Salted egg yolk shortbread
Let's make noodles first. Add 2g of yeast to 200g of plain flour, a spoonful of sugar to promote fermentation, mix with about 100g of water to form a smooth dough of medium firmness, cover with a lid and ferment until it is twice as large.
Take advantage of the fermentation time to prepare the puff pastry, then it is the turn of the salted egg yolk to appear, prepare 2-3 cooked salted egg yolks with a spoon to crush (egg whites can be cold tofu), 90g flour, 40g lard (can be replaced by other vegetable oil), if the salted egg yolk is not salty enough, you need to add a little salt, enlarge them together in a bowl, grasp them into a ball with your hands, put it for later use, and put it in the refrigerator if the room temperature is high.
After the dough is fermented, put the board and knead it to drain the air, and then roll it into a circle to wrap the puff pastry in a large bag.
Once wrapped, turn the dough over with the smooth side up, gently press it with a rolling pin, and then roll it out into a rectangle.
Fold it from 1/3 of the way, then roll it out and fold it again, for a total of three folds (three times, three times), and finally roll it into a square about 1 cm thick.
Brush the surface with a layer of water, sprinkle with black sesame seeds, and then gently roll out with a rolling pin to make the sesame seeds more firm, and cut them into small pieces with a knife.
Put a grease cloth or greased paper in the baking tray and put the cut cake crust in it, keeping a certain gap in the middle.
Cover with plastic wrap and let rise again for 20 minutes, just preheat the oven at 200 degrees, then put the baking tray in the middle of the oven, bake at 210 degrees for 20 minutes, and then turn the heat to 220 degrees and bake for 5 minutes to color, the time and temperature are for reference only.

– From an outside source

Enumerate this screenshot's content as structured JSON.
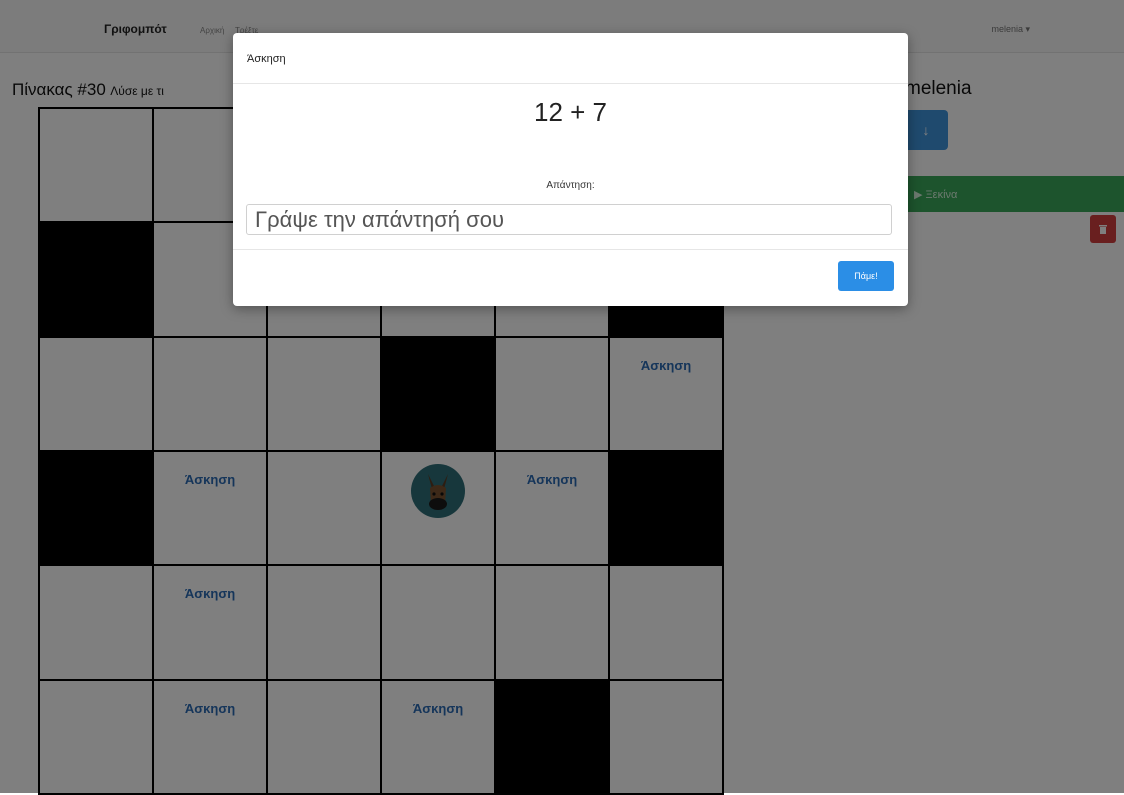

Take a bite of the crispy dregs, the aroma is tangy, and sure enough, the addition of salted egg yolk did not disappoint me, it is really delicious to eat, if you like it, let's try it together!
Today's cake is made of dough, the dough cake is relatively soft, not easy to harden, if you don't have time, you can also choose the dead dough cake, that is more time-saving, and it is also very crispy, but it is easy to harden when it is cold, you can choose according to your preferences or time.